By: Zoe Rubin. Visiting Johannesburg’s celebrated apartheid museum today, the final quote of the permanent exhibition stuck out at me. “South Africa still bears the wounds of apartheid and of the struggle against it. If South Africa is to develop into a truly non-racial society the past must be grappled with and understood,” read the stainless steel plaque. “Without that, no full reconciliation can occur.”
A map at the Apartheid Museum depicts the many African countries that aided the anti-apartheid movement.
Each day during our stay in South Africa, we are reminded that the nation is still very much affected by the legacy of apartheid. Communities remain largely segregated. Inequality, crime, and unemployment prevent previously marginalized areas from developing or their citizens from finding happier prospects. The leafy avenues of our Melville suburb are alarmingly empty day and night– the only sounds come from the guard dogs howling behind their barbed wire topped cement walls. Yet, when we drove yesterday through the poor neighborhood of Hillbrow, we passed countless adults and children alike aimless wandering on the broken concrete sidewalks. Boys no older than ten years old were sharing a joint on one street corner.
Racial segregation was a hallmark of apartheid legal policies.
Last week I sat down with Kenneth Lukuko, a senior project leader with the Institute for Justice and Reconciliation in Cape Town, who organizes community healing programs for victims of apartheid through dialogues, workshops, and other creative process. He enthusiastically talked about the projects that he organized between a historically black township and a historically colored township. But when I try to broach the subject of bridging the divide between black and white communities, he paused. He mentioned the documentaries that the IJR made about the perspectives of white students at Stellenbosch University, but nothing about dialogues or other cross-communal partnerships. Lukuko noticed my discomfort. For if a significant voice in today’s South Africa is left out of post-apartheid community healing projects, how much of an effect will such healing projects ever have?
South African students are not offered civics courses. History is not mandatory in high school, only for those who elect to take it. And when our tour guide at Robben Island asked our group of predominately South Africans if we knew how long Nelson Mandela was imprisoned, her question was met with awkward silence, shifting looks, and few tentative guesses.
Nelson Mandela spent 27 years in prison, of which 18 were spent in solitary confinement in this cell on Robben Island.
I understand why some South Africans are weary of concentrating on the past. Youth born after apartheid do not want to blamed, or punished, for the wrongs of those who came before them. Today’s South Africa faces it’s own dire issues – rampant domestic violence, widespread police abuses, slow economic growth, state bureaucratic failures, and far more. Some feel that it is pointless to waste time wrapped up in problems of the past, when the problems of the present demand undivided attention. People want action, not talk.

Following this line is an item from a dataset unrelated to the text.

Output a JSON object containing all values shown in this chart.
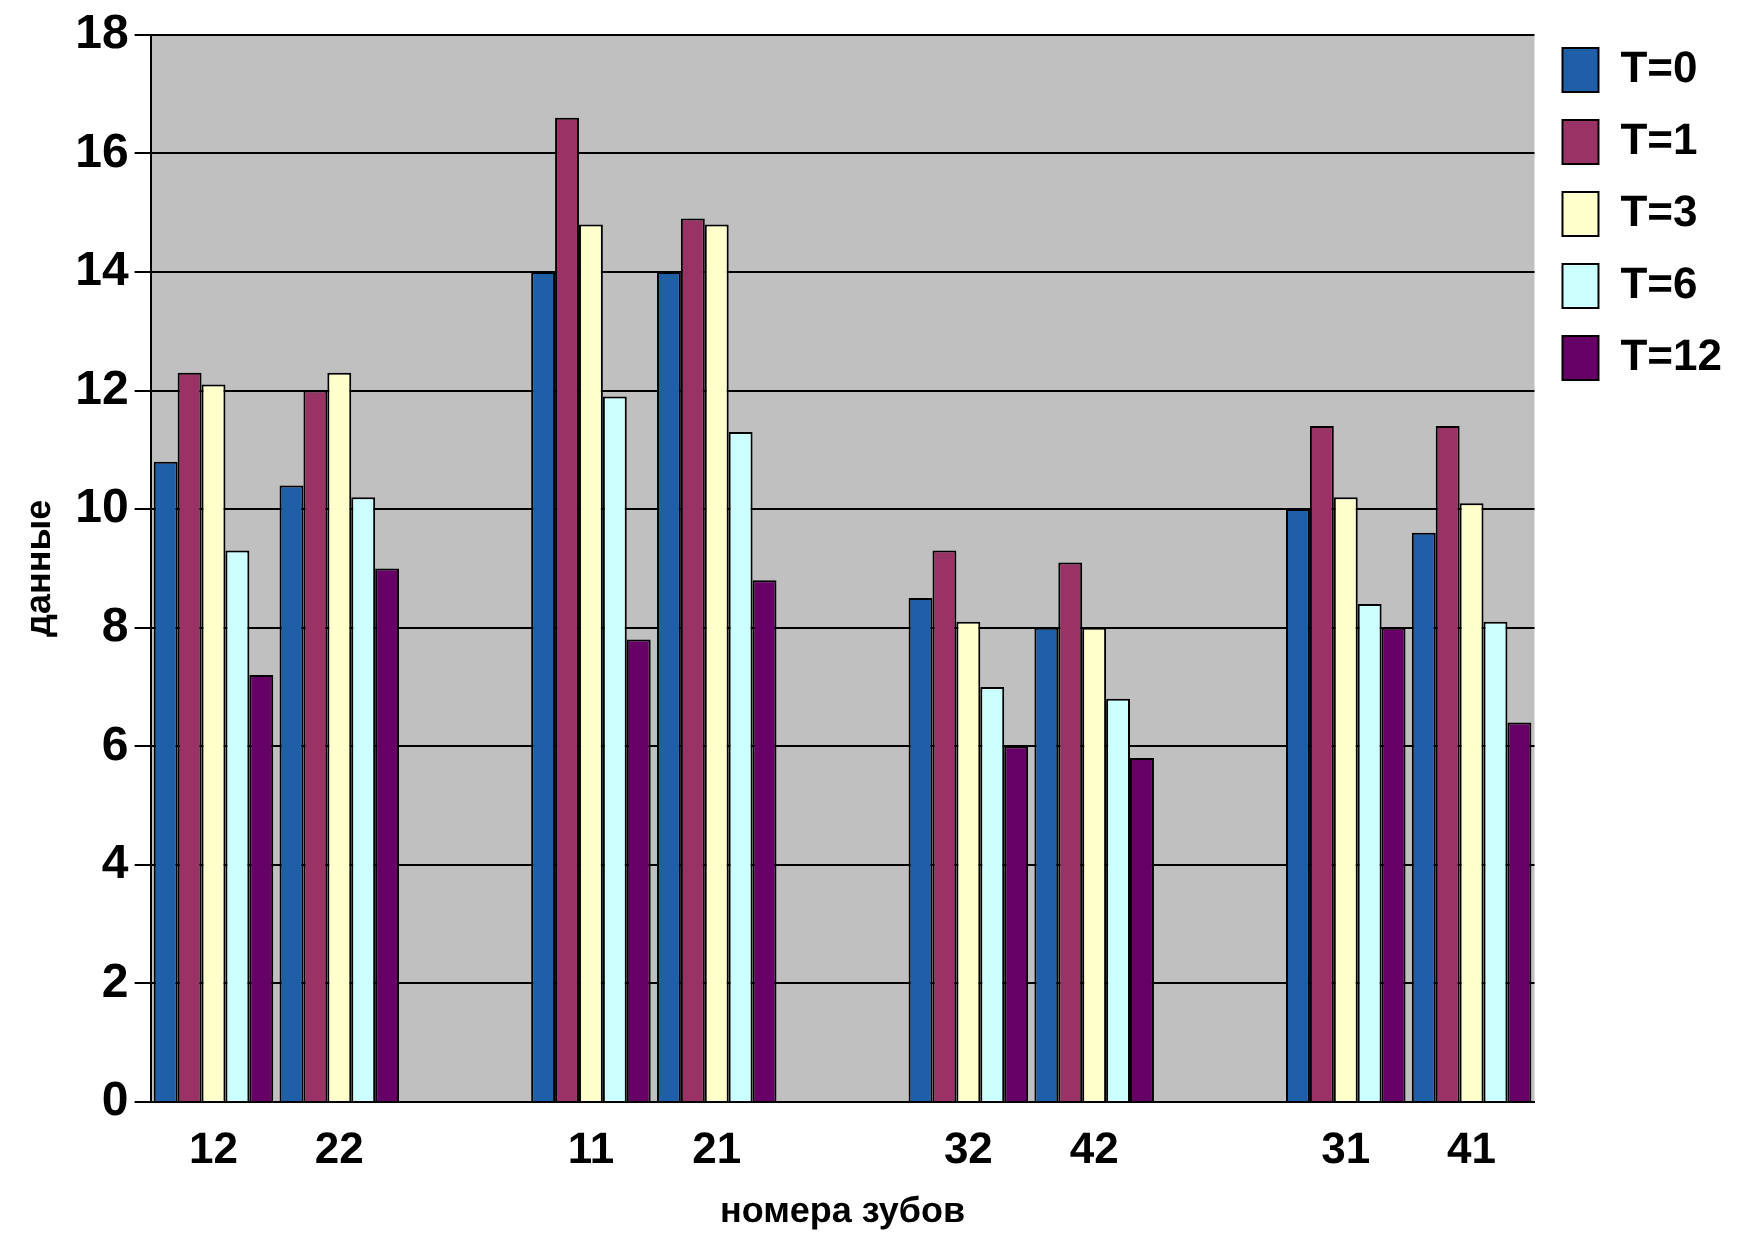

But devaluing history and civics will only harm tomorrow’s South Africa. History teaches a way of thinking. Understanding the past in its totality allows us to critically challenge our present-day situation and to pick up on the historical origins of worrisome current trends. Historical events are never inevitable; the actions of individuals, groups, and governments must be remembered and studied if they are to be repeated or avoided.
In South Africa, the past remains a highly contested narrative, subject to conflicting interpretations and competing claims for authenticity. It lives on through the political dominance of the African National Congress (ANC), whose liberation struggle credentials allow the party to win election after election even as South Africans tire of failed ANC campaign promises and endemic government corruption. It lives on in the ANC’s autocratic attempts, reminiscent of those of the apartheid-era ruling National Party, to delegitimize opposition politicians like the Democratic Alliance (DA)’s Helen Zille and to discredit their challengers’ own links to the anti-apartheid struggle. And it lives on in the Zuma administration’s crackdown on the independent media’s coverage of government misconduct, akin to prior apartheid-era media suppression.
Unless the study of past become a nationwide practice, competing narratives about the apartheid era and the anti-apartheid struggle will be passed down from generation to generation. South African visitors to Robben Island may continue not to answer their tour guide’s questions and the autocratic elements of the ANC may develop unchecked. History and civics must be fundamental elements of school curricula not to perpetuate a single historical narrative, but so that students can learn to challenge the various one-sided narratives that still pervade their society.